Monday, September 27, 2004

As if you had nothing else to worry about ...

Steve Shalom from the Poli Sci department passes on this article from Tom Englhardt entitled "Xtreme weather meets Xtreme media bubble." Englehardt surveys how the mainstream media have been eager to assure viewers that this extreme hurricane season has nothing to do with global warming. This nugget caught my attention:
It's often been said that, in tossing the Kyoto Agreement out the Ozone hole, relaxing fuel-emission standards, burying or altering governmental global-warming research and the like, the Bush administration, with an Ivan-the-Terrible-style environmental record, has stuck its head in the proverbial sand (probably Tar sands at that). And this couldn't be truer. Ignoring global warming -- and so any preparations to safeguard the world for our children and grandchildren -- is but another form of global terrorism; it's a way of loading and locking another kind of weapon of mass destruction. But in this behavior, as it happens, the Bush administration isn't alone. The American mainstream media has been a major aider-and-abettor in the process.

[snip]

Perhaps it's the fact that global-warming math is so self-evident -- and so devastating -- that causes our media so insistently to look the other way. We in the United States make up 4% of humanity and yet are responsible for 25% of global greenhouse emissions. Facing the phenomenon of global warming, we have actually upped our greenhouse emission patterns, created vehicles that use yet more carbon-dioxide producing fossil fuels for less punch to the mile, made no serious national efforts at fossil-fuel conservation, put no significant national funds into quick-fix programs to find less harmful, more sustainable ways to run our world, and turned global warming into a money-making night at the movies – Nightmare on Earth Street. It's not a pretty record, either for the Bush Administration or for the media.
But there's much more in the article about the many scientific reports from around the world.

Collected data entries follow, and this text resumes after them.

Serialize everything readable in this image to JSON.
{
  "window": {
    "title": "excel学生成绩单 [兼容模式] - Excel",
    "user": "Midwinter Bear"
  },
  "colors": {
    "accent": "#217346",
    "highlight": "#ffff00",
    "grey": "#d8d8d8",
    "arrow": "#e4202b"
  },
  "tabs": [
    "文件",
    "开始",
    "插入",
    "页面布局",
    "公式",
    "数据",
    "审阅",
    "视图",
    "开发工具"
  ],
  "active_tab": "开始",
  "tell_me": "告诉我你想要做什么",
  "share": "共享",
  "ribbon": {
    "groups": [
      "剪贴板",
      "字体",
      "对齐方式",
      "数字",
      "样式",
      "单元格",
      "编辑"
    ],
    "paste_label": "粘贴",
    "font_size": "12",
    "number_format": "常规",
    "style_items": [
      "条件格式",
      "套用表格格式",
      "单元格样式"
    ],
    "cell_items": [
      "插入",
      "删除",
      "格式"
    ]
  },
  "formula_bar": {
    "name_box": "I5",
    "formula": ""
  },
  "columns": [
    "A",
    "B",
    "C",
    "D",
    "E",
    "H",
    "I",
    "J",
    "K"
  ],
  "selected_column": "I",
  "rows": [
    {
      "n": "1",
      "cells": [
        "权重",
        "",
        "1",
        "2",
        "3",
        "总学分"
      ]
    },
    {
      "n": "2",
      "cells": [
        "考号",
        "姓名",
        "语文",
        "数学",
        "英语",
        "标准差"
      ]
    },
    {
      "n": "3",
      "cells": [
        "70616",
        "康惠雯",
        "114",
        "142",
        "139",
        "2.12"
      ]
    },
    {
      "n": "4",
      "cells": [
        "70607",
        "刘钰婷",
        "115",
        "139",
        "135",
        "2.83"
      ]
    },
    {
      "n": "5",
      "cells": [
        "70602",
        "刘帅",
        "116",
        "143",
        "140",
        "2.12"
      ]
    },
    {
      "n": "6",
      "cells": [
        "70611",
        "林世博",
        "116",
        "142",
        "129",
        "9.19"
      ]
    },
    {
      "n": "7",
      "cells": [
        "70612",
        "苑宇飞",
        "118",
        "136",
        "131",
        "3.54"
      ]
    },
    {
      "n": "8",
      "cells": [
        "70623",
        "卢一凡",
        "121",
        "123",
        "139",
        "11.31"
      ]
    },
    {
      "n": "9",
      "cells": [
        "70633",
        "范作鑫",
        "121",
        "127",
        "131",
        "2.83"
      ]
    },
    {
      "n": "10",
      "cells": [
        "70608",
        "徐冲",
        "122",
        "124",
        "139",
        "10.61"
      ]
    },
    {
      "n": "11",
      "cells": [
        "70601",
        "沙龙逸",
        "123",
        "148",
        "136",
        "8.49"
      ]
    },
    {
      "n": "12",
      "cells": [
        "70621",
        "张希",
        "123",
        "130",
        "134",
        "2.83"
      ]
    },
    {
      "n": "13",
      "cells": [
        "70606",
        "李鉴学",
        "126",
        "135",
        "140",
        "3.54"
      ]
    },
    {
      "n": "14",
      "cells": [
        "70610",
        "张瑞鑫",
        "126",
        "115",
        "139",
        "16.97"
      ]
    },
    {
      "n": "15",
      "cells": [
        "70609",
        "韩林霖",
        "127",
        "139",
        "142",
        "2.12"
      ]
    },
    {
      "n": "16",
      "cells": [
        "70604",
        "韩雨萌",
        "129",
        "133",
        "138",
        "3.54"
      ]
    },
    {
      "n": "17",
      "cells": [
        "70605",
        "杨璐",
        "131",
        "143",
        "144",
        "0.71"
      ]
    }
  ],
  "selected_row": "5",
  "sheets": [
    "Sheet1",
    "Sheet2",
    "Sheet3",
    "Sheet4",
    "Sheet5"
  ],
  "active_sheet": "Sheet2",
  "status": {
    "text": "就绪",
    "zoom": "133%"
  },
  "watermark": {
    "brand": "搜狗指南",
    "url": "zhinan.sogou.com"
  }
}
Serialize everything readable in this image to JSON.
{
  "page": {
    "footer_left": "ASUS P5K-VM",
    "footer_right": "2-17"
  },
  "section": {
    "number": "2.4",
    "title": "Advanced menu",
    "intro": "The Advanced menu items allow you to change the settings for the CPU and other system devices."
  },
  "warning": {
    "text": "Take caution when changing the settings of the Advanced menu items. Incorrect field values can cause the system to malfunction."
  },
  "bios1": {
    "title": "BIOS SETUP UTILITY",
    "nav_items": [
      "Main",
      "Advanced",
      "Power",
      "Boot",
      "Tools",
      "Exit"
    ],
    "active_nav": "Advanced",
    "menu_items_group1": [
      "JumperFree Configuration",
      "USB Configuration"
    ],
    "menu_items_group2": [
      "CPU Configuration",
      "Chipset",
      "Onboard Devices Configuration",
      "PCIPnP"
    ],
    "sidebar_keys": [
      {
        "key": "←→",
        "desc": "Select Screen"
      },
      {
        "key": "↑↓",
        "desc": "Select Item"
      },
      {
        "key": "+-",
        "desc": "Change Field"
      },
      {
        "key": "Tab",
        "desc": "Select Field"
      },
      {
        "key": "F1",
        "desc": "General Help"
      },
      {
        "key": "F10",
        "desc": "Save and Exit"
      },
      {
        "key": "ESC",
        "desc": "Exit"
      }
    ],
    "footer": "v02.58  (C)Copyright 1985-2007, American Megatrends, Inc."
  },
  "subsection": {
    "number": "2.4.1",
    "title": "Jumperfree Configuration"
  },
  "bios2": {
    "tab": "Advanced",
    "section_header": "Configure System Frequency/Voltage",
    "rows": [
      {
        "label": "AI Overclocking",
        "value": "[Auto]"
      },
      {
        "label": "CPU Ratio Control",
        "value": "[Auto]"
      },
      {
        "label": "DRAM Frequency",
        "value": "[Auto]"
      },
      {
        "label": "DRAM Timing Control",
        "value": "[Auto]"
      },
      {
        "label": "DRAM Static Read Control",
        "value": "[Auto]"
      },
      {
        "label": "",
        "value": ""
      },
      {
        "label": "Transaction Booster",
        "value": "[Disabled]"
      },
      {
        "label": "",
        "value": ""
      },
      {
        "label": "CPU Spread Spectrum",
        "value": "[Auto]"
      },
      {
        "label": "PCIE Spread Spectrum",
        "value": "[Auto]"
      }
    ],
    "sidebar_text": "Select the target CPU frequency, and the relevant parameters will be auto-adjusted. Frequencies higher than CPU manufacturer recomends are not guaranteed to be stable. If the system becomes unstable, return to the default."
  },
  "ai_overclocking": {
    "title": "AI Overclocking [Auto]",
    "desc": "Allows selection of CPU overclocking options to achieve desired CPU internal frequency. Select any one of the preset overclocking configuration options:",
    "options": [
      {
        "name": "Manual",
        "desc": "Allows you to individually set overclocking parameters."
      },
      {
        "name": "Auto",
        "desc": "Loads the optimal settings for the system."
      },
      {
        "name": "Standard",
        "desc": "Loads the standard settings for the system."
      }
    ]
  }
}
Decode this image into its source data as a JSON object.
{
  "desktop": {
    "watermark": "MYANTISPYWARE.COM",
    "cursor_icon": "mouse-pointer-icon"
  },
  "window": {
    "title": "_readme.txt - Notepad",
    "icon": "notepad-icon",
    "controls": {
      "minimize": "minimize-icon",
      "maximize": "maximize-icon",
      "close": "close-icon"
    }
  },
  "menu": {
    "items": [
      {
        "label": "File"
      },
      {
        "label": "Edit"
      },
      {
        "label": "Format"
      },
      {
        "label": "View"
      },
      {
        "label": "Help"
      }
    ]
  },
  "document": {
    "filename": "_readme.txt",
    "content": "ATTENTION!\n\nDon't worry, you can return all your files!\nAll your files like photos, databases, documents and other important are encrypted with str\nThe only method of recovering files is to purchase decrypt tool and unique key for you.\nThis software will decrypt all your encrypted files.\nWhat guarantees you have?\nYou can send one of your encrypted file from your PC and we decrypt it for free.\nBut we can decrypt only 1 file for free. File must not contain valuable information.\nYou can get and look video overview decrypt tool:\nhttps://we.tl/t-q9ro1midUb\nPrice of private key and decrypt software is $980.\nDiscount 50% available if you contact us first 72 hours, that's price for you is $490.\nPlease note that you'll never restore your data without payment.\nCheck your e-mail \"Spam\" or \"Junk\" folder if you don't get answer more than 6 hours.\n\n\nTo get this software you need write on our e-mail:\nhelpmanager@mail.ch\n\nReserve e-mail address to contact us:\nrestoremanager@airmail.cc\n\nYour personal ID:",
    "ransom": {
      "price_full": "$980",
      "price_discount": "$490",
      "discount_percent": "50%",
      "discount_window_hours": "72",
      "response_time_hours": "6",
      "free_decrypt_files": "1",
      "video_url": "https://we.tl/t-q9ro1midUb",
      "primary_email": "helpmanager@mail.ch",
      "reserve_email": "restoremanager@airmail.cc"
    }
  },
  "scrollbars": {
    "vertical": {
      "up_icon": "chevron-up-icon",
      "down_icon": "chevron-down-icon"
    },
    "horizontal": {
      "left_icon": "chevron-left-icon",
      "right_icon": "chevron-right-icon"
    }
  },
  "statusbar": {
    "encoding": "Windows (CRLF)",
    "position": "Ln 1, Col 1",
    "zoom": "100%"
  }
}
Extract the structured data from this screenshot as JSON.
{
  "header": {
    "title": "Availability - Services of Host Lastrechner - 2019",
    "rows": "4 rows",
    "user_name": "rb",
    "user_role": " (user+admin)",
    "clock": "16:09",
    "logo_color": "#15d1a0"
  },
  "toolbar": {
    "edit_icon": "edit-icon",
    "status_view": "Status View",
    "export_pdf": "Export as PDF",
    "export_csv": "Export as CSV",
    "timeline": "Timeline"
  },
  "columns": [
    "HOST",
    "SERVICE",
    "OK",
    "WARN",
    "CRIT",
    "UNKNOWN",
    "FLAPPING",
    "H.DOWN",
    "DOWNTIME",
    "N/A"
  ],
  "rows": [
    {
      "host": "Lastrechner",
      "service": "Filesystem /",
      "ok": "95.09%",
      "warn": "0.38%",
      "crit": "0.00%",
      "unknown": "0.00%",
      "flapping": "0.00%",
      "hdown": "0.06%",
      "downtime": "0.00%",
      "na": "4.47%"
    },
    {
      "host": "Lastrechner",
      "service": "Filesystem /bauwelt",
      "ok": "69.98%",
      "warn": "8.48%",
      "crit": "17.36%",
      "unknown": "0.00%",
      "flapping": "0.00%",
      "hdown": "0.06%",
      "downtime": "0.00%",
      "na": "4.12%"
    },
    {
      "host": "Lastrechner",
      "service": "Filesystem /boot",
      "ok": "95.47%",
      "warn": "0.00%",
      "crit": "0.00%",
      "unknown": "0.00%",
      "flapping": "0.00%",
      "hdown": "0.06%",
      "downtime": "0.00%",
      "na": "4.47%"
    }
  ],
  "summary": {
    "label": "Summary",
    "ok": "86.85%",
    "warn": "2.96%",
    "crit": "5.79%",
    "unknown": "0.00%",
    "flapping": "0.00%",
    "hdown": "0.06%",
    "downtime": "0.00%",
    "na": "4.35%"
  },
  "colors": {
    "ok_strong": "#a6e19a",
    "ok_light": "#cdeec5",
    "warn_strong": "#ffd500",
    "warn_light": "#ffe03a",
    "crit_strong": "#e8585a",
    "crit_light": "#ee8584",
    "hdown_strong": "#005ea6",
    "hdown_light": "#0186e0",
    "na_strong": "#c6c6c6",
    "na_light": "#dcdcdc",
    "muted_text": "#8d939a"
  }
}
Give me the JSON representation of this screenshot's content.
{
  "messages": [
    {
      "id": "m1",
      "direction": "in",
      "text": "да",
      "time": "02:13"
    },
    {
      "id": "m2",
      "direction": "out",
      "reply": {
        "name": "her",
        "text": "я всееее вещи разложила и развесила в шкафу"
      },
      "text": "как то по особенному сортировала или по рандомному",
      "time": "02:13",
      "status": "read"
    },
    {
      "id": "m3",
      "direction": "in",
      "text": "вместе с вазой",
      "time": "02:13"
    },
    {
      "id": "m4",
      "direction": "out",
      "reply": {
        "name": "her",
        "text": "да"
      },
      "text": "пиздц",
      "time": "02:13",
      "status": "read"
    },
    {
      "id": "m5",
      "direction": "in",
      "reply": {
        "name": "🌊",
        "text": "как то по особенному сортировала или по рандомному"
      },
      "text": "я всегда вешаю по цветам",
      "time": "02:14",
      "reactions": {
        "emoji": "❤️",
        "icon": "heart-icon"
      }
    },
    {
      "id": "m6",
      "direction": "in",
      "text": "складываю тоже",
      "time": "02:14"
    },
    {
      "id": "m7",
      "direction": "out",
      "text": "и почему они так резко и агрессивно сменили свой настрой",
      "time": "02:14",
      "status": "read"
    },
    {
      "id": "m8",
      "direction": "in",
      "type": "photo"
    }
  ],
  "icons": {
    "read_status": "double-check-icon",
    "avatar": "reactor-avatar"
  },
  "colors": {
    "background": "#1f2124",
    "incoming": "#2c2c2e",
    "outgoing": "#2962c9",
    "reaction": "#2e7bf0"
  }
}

The only journalist Englehardt cites approvingly is Mark Lynas, whose new book High Tides: The Truth about our Climate Crisis should frighten us all. This description comes from the Washington Post Book Review, posted on Amazon.com:
In High Tide, Mark Lynas, who is part climate-change specialist, part environmentalist and part adventurer, takes us on a worldwide tour of vanishing glaciers and listing Alaskan houses built on once solid -- but now thawing -- tundra. To those in disbelief or denial, Lynas says simply, "Come with me -- see what I have seen." And so, with him we suffer through freakish sweltering summers in Europe, lean into hurricane winds and splash through rising tides on Tuvalu, a low-lying island nation in the Pacific Ocean that looks likely to disappear beneath the waves before too long.

Under dangerous conditions, Lynas climbs toward a glacier in Peru, holding in his hand a grubby photograph of the site that his father had taken 20 years previously, showing "an enormous fan of ice completely dominating the little iceberg strewn lake." He is stunned to find that the glacier has completely disappeared.
Personally, I am betting it's all a battle for world supremacy between the Heat Miser and the Snow Miser. Whose side are you on?

1 comment:

Anonymous said...

I like snowy weather and hate hot weather so I guess I'm on you're side. This time.